Widespread administration of existing vaccines should quench epidemics associated with the current variants. But the likelihood of a vaccine-resistant variant increases with time and worldwide cases.
“This is one of the reasons why it’s important to think not just locally but globally,” said Alessandro Vespignani, a Northeastern University scientist who models pandemics. “We could have a perfectly rolled out vaccine campaign in the US and Europe. But if we let the virus run wild and have a lot of cases in other places, that could be a boomerang effect – there could be a variant that could escape our immune system protection. “
This puts extra pressure on the Biden government and governments of other rich countries to speed up vaccination not only at home but also in poor countries, in order to minimize the number of variants.
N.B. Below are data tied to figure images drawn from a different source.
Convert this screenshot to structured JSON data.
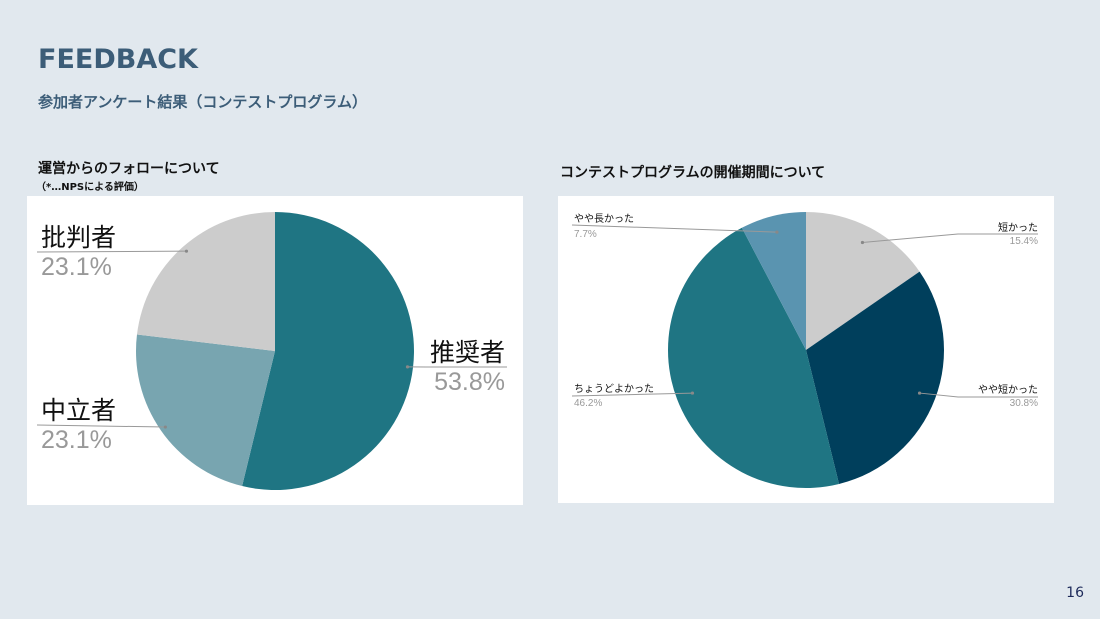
{
  "slide": {
    "title": "FEEDBACK",
    "subtitle": "参加者アンケート結果（コンテストプログラム）",
    "page_number": "16"
  },
  "chart_data": [
    {
      "type": "pie",
      "title": "運営からのフォローについて",
      "note": "（*…NPSによる評価）",
      "slices": [
        {
          "label": "推奨者",
          "value": 53.8,
          "value_label": "53.8%",
          "color": "#1f7583"
        },
        {
          "label": "中立者",
          "value": 23.1,
          "value_label": "23.1%",
          "color": "#78a5b0"
        },
        {
          "label": "批判者",
          "value": 23.1,
          "value_label": "23.1%",
          "color": "#cccccc"
        }
      ]
    },
    {
      "type": "pie",
      "title": "コンテストプログラムの開催期間について",
      "slices": [
        {
          "label": "短かった",
          "value": 15.4,
          "value_label": "15.4%",
          "color": "#cccccc"
        },
        {
          "label": "やや短かった",
          "value": 30.8,
          "value_label": "30.8%",
          "color": "#003f5c"
        },
        {
          "label": "ちょうどよかった",
          "value": 46.2,
          "value_label": "46.2%",
          "color": "#1f7583"
        },
        {
          "label": "やや長かった",
          "value": 7.7,
          "value_label": "7.7%",
          "color": "#5a94b0"
        }
      ]
    }
  ]
}
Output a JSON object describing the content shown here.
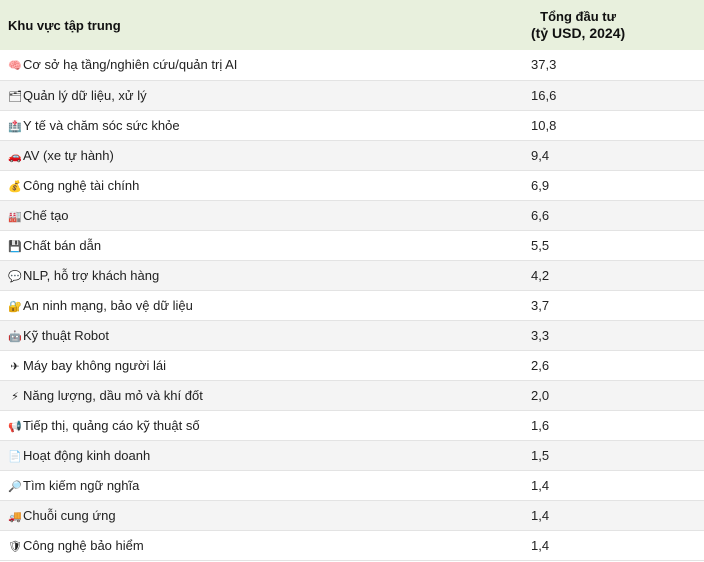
{
  "header": {
    "col1": "Khu vực tập trung",
    "col2_line1": "Tổng đầu tư",
    "col2_line2": "(tỷ USD, 2024)"
  },
  "rows": [
    {
      "icon": "brain-icon",
      "glyph": "🧠",
      "label": "Cơ sở hạ tầng/nghiên cứu/quản trị AI",
      "value": "37,3"
    },
    {
      "icon": "data-management-icon",
      "glyph": "🗂",
      "label": "Quản lý dữ liệu, xử lý",
      "value": "16,6"
    },
    {
      "icon": "healthcare-icon",
      "glyph": "🏥",
      "label": "Y tế và chăm sóc sức khỏe",
      "value": "10,8"
    },
    {
      "icon": "car-icon",
      "glyph": "🚗",
      "label": "AV (xe tự hành)",
      "value": "9,4"
    },
    {
      "icon": "money-bag-icon",
      "glyph": "💰",
      "label": "Công nghệ tài chính",
      "value": "6,9"
    },
    {
      "icon": "factory-icon",
      "glyph": "🏭",
      "label": "Chế tạo",
      "value": "6,6"
    },
    {
      "icon": "floppy-disk-icon",
      "glyph": "💾",
      "label": "Chất bán dẫn",
      "value": "5,5"
    },
    {
      "icon": "speech-bubble-icon",
      "glyph": "💬",
      "label": "NLP, hỗ trợ khách hàng",
      "value": "4,2"
    },
    {
      "icon": "lock-icon",
      "glyph": "🔐",
      "label": "An ninh mạng, bảo vệ dữ liệu",
      "value": "3,7"
    },
    {
      "icon": "robot-icon",
      "glyph": "🤖",
      "label": "Kỹ thuật Robot",
      "value": "3,3"
    },
    {
      "icon": "drone-icon",
      "glyph": "✈",
      "label": "Máy bay không người lái",
      "value": "2,6"
    },
    {
      "icon": "lightning-icon",
      "glyph": "⚡",
      "label": "Năng lượng, dầu mỏ và khí đốt",
      "value": "2,0"
    },
    {
      "icon": "megaphone-icon",
      "glyph": "📢",
      "label": "Tiếp thị, quảng cáo kỹ thuật số",
      "value": "1,6"
    },
    {
      "icon": "document-icon",
      "glyph": "📄",
      "label": "Hoạt động kinh doanh",
      "value": "1,5"
    },
    {
      "icon": "magnifier-icon",
      "glyph": "🔎",
      "label": "Tìm kiếm ngữ nghĩa",
      "value": "1,4"
    },
    {
      "icon": "truck-icon",
      "glyph": "🚚",
      "label": "Chuỗi cung ứng",
      "value": "1,4"
    },
    {
      "icon": "shield-icon",
      "glyph": "🛡",
      "label": "Công nghệ bảo hiểm",
      "value": "1,4"
    }
  ]
}
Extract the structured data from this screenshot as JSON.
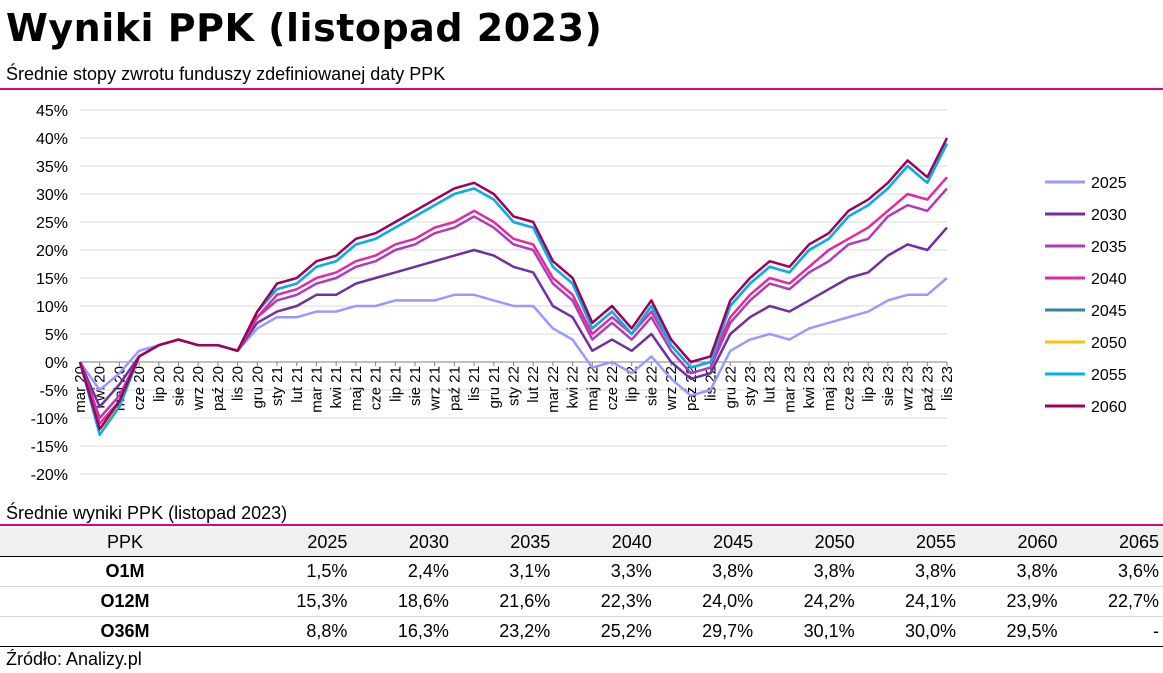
{
  "title": "Wyniki PPK (listopad 2023)",
  "subtitle": "Średnie stopy zwrotu funduszy zdefiniowanej daty PPK",
  "table_title": "Średnie wyniki PPK (listopad 2023)",
  "source": "Źródło: Analizy.pl",
  "colors": {
    "accent": "#e6007e"
  },
  "chart_data": {
    "type": "line",
    "title": "",
    "xlabel": "",
    "ylabel": "",
    "ylim": [
      -20,
      45
    ],
    "y_ticks": [
      "45%",
      "40%",
      "35%",
      "30%",
      "25%",
      "20%",
      "15%",
      "10%",
      "5%",
      "0%",
      "-5%",
      "-10%",
      "-15%",
      "-20%"
    ],
    "x_tick_labels": [
      "mar 20",
      "kwi 20",
      "maj 20",
      "cze 20",
      "lip 20",
      "sie 20",
      "wrz 20",
      "paź 20",
      "lis 20",
      "gru 20",
      "sty 21",
      "lut 21",
      "mar 21",
      "kwi 21",
      "maj 21",
      "cze 21",
      "lip 21",
      "sie 21",
      "wrz 21",
      "paź 21",
      "lis 21",
      "gru 21",
      "sty 22",
      "lut 22",
      "mar 22",
      "kwi 22",
      "maj 22",
      "cze 22",
      "lip 22",
      "sie 22",
      "wrz 22",
      "paź 22",
      "lis 22",
      "gru 22",
      "sty 23",
      "lut 23",
      "mar 23",
      "kwi 23",
      "maj 23",
      "cze 23",
      "lip 23",
      "sie 23",
      "wrz 23",
      "paź 23",
      "lis 23"
    ],
    "x": [
      "mar 20",
      "kwi 20",
      "maj 20",
      "cze 20",
      "lip 20",
      "sie 20",
      "wrz 20",
      "paź 20",
      "lis 20",
      "gru 20",
      "sty 21",
      "lut 21",
      "mar 21",
      "kwi 21",
      "maj 21",
      "cze 21",
      "lip 21",
      "sie 21",
      "wrz 21",
      "paź 21",
      "lis 21",
      "gru 21",
      "sty 22",
      "lut 22",
      "mar 22",
      "kwi 22",
      "maj 22",
      "cze 22",
      "lip 22",
      "sie 22",
      "wrz 22",
      "paź 22",
      "lis 22",
      "gru 22",
      "sty 23",
      "lut 23",
      "mar 23",
      "kwi 23",
      "maj 23",
      "cze 23",
      "lip 23",
      "sie 23",
      "wrz 23",
      "paź 23",
      "lis 23"
    ],
    "grid": true,
    "legend_position": "right",
    "series": [
      {
        "name": "2025",
        "color": "#9999ff",
        "values": [
          0,
          -5,
          -2,
          2,
          3,
          4,
          3,
          3,
          2,
          6,
          8,
          8,
          9,
          9,
          10,
          10,
          11,
          11,
          11,
          12,
          12,
          11,
          10,
          10,
          6,
          4,
          -1,
          0,
          -2,
          1,
          -3,
          -6,
          -5,
          2,
          4,
          5,
          4,
          6,
          7,
          8,
          9,
          11,
          12,
          12,
          15
        ]
      },
      {
        "name": "2030",
        "color": "#7030a0",
        "values": [
          0,
          -8,
          -4,
          1,
          3,
          4,
          3,
          3,
          2,
          7,
          9,
          10,
          12,
          12,
          14,
          15,
          16,
          17,
          18,
          19,
          20,
          19,
          17,
          16,
          10,
          8,
          2,
          4,
          2,
          5,
          0,
          -3,
          -2,
          5,
          8,
          10,
          9,
          11,
          13,
          15,
          16,
          19,
          21,
          20,
          24
        ]
      },
      {
        "name": "2035",
        "color": "#b03ab8",
        "values": [
          0,
          -10,
          -6,
          1,
          3,
          4,
          3,
          3,
          2,
          8,
          11,
          12,
          14,
          15,
          17,
          18,
          20,
          21,
          23,
          24,
          26,
          24,
          21,
          20,
          14,
          11,
          4,
          7,
          4,
          8,
          2,
          -2,
          -1,
          7,
          11,
          14,
          13,
          16,
          18,
          21,
          22,
          26,
          28,
          27,
          31
        ]
      },
      {
        "name": "2040",
        "color": "#e6289e",
        "values": [
          0,
          -11,
          -7,
          1,
          3,
          4,
          3,
          3,
          2,
          8,
          12,
          13,
          15,
          16,
          18,
          19,
          21,
          22,
          24,
          25,
          27,
          25,
          22,
          21,
          15,
          12,
          5,
          8,
          5,
          9,
          3,
          -1,
          0,
          8,
          12,
          15,
          14,
          17,
          20,
          22,
          24,
          27,
          30,
          29,
          33
        ]
      },
      {
        "name": "2045",
        "color": "#31859b",
        "values": [
          0,
          -12,
          -8,
          1,
          3,
          4,
          3,
          3,
          2,
          9,
          13,
          14,
          17,
          18,
          21,
          22,
          24,
          26,
          28,
          30,
          31,
          29,
          25,
          24,
          17,
          14,
          6,
          9,
          5,
          10,
          3,
          -1,
          0,
          10,
          14,
          17,
          16,
          20,
          22,
          26,
          28,
          31,
          35,
          32,
          39
        ]
      },
      {
        "name": "2050",
        "color": "#ffc000",
        "values": [
          0,
          -12,
          -8,
          1,
          3,
          4,
          3,
          3,
          2,
          9,
          13,
          14,
          17,
          18,
          21,
          22,
          24,
          26,
          28,
          30,
          31,
          29,
          25,
          24,
          17,
          14,
          6,
          9,
          5,
          10,
          3,
          -1,
          0,
          10,
          14,
          17,
          16,
          20,
          22,
          26,
          28,
          31,
          35,
          32,
          39
        ]
      },
      {
        "name": "2055",
        "color": "#00b0f0",
        "values": [
          0,
          -13,
          -8,
          1,
          3,
          4,
          3,
          3,
          2,
          9,
          13,
          14,
          17,
          18,
          21,
          22,
          24,
          26,
          28,
          30,
          31,
          29,
          25,
          24,
          17,
          14,
          6,
          9,
          5,
          10,
          3,
          -1,
          0,
          10,
          14,
          17,
          16,
          20,
          22,
          26,
          28,
          31,
          35,
          32,
          39
        ]
      },
      {
        "name": "2060",
        "color": "#a0005a",
        "values": [
          0,
          -12,
          -7,
          1,
          3,
          4,
          3,
          3,
          2,
          9,
          14,
          15,
          18,
          19,
          22,
          23,
          25,
          27,
          29,
          31,
          32,
          30,
          26,
          25,
          18,
          15,
          7,
          10,
          6,
          11,
          4,
          0,
          1,
          11,
          15,
          18,
          17,
          21,
          23,
          27,
          29,
          32,
          36,
          33,
          40
        ]
      }
    ]
  },
  "results_table": {
    "headers": [
      "PPK",
      "2025",
      "2030",
      "2035",
      "2040",
      "2045",
      "2050",
      "2055",
      "2060",
      "2065"
    ],
    "rows": [
      {
        "label": "O1M",
        "values": [
          "1,5%",
          "2,4%",
          "3,1%",
          "3,3%",
          "3,8%",
          "3,8%",
          "3,8%",
          "3,8%",
          "3,6%"
        ]
      },
      {
        "label": "O12M",
        "values": [
          "15,3%",
          "18,6%",
          "21,6%",
          "22,3%",
          "24,0%",
          "24,2%",
          "24,1%",
          "23,9%",
          "22,7%"
        ]
      },
      {
        "label": "O36M",
        "values": [
          "8,8%",
          "16,3%",
          "23,2%",
          "25,2%",
          "29,7%",
          "30,1%",
          "30,0%",
          "29,5%",
          "-"
        ]
      }
    ]
  }
}
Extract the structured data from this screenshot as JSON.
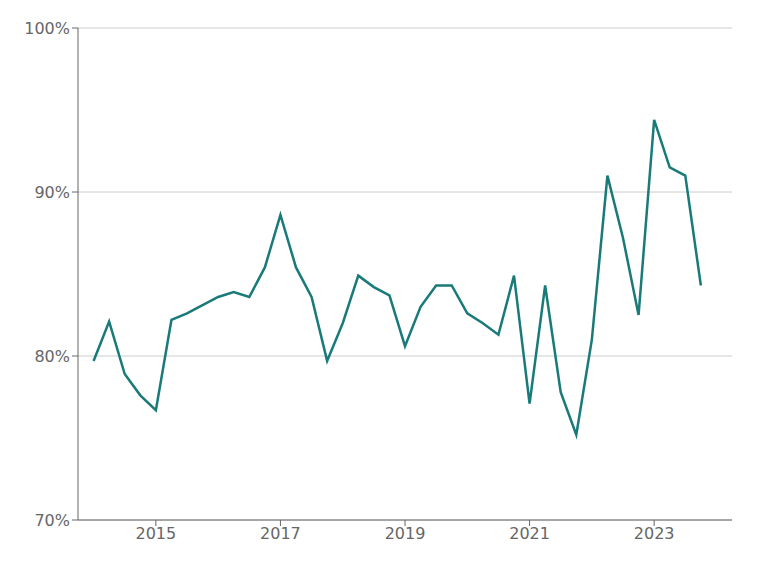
{
  "chart_data": {
    "type": "line",
    "x": [
      2014.0,
      2014.25,
      2014.5,
      2014.75,
      2015.0,
      2015.25,
      2015.5,
      2015.75,
      2016.0,
      2016.25,
      2016.5,
      2016.75,
      2017.0,
      2017.25,
      2017.5,
      2017.75,
      2018.0,
      2018.25,
      2018.5,
      2018.75,
      2019.0,
      2019.25,
      2019.5,
      2019.75,
      2020.0,
      2020.25,
      2020.5,
      2020.75,
      2021.0,
      2021.25,
      2021.5,
      2021.75,
      2022.0,
      2022.25,
      2022.5,
      2022.75,
      2023.0,
      2023.25,
      2023.5,
      2023.75
    ],
    "values": [
      0.797,
      0.821,
      0.789,
      0.776,
      0.767,
      0.822,
      0.826,
      0.831,
      0.836,
      0.839,
      0.836,
      0.854,
      0.886,
      0.854,
      0.836,
      0.797,
      0.82,
      0.849,
      0.842,
      0.837,
      0.806,
      0.83,
      0.843,
      0.843,
      0.826,
      0.82,
      0.813,
      0.849,
      0.771,
      0.843,
      0.778,
      0.752,
      0.81,
      0.91,
      0.872,
      0.825,
      0.944,
      0.915,
      0.91,
      0.843
    ],
    "color": "#1a7a7a",
    "xlim": [
      2013.75,
      2024.25
    ],
    "xticks": [
      2015,
      2017,
      2019,
      2021,
      2023
    ],
    "ylim": [
      0.7,
      1.0
    ],
    "yticks": [
      {
        "value": 0.7,
        "label": "70%"
      },
      {
        "value": 0.8,
        "label": "80%"
      },
      {
        "value": 0.9,
        "label": "90%"
      },
      {
        "value": 1.0,
        "label": "100%"
      }
    ],
    "grid": "y"
  }
}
The IMF expects a vaccine to be widely available in the most advanced and some emerging economies by this summer, but not in the rest of the world until the second half of 2022.
Mr Vespignani added, “We need an infrastructure so that whatever goes wrong, we are much better prepared than we were in March, April and even now.” That means more widespread genomic surveillance for dangerous variants; the ability to quickly update and deliver vaccines to the entire population; and widely available low-cost and rapid tests to control outbreaks.